Why do we use paper?
Since the beginning of humankind, we have been trading goods. Before humans started to cultivate their own food, they would often trade goods they found. This system worked as hunters and gatherers, but once our goods became specialized, trading became more difficult.
This difficulty in trading is due to something called the coincidence of wants. Trade can only work between two people if both individuals want what the other has. For example, let’s say you have food and I have clothes. I want your food and you want my clothes, so we are able to trade. But, let’s say you want my clothes but I don’t want your food, how would we trade?
One solution would be to find a third party who is wanting to trade for food and has something that I want, but this system starts to become complicated as more people start to trade and the economy starts to grow.
Instead of finding this third person, people adapted to finding a third good that doesn’t spoil, can’t be easily replicated, and that everyone agrees has value. This third good is something that economists call a commodity good. An example of a commodity good is gold or silver.
Today, cigarettes are often used as a commodity good in places with limited access to paper money. Or, as described in this video, a group of people on the island of Yap used giant limestone donuts as their commodity good:
However, while commodity goods bridge the gap of the coincidence of wants, they also have their weaknesses. Because it is easily mined, gold and silver can often have damaging effects on the economy.

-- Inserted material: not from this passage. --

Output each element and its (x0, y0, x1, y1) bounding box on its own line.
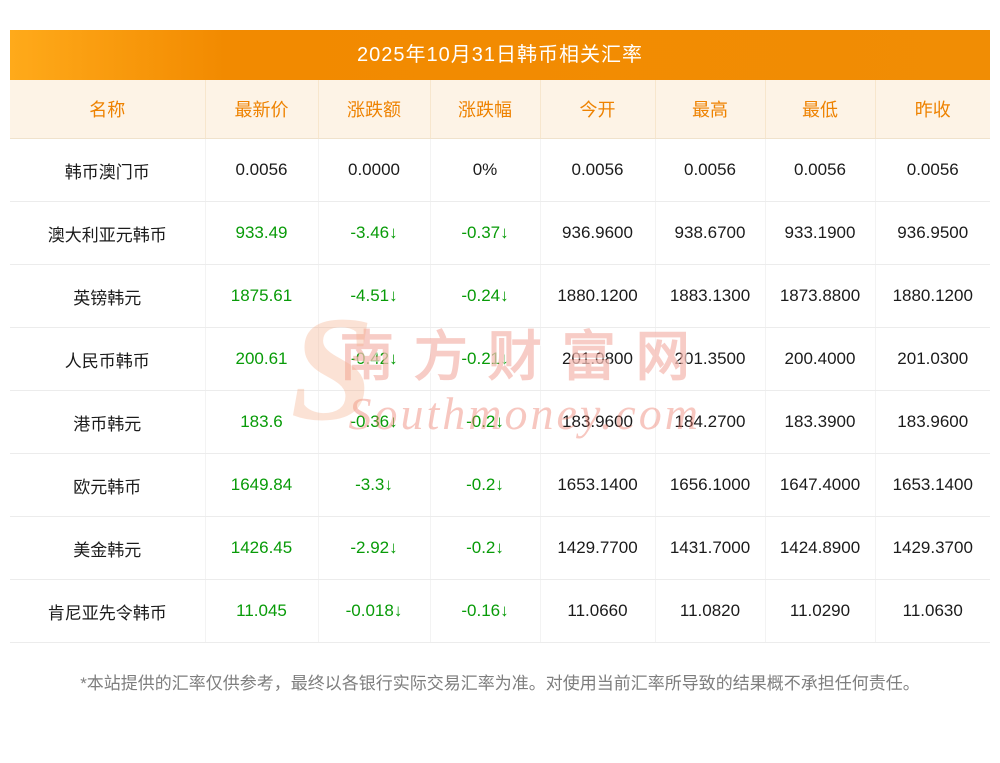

For instance, Spain brought a lot of silver in from South America to Europe, all at one time, and ended up inflating the value of silver because they added so much of it into their economy at once. Commodity goods can also be heavy and hard to transport long distances. Can you imagine lugging around a limestone donut every time you wanted to purchase food?
China ran into this problem during the Tang Dynasty (618 - 907 AD). Merchants would use gold coins to trade for goods, but found the weight of the money to be cumbersome. They would leave their coins with a trusted agent, who would then record on paper how much money had been left as a deposit. Merchants would take this paper to the market and exchange it for goods. Those who traded their goods for paper would then go back to the trusted agent and take out the coins that were owed to them.
Thus, the invention of paper money was founded! Paper money fit the role of having a shared value, it was hard to replicate, and it doesn’t spoil. It helped solve the complications that come from the coincidence of wants in a large economy and it was much easier to transport from place to place.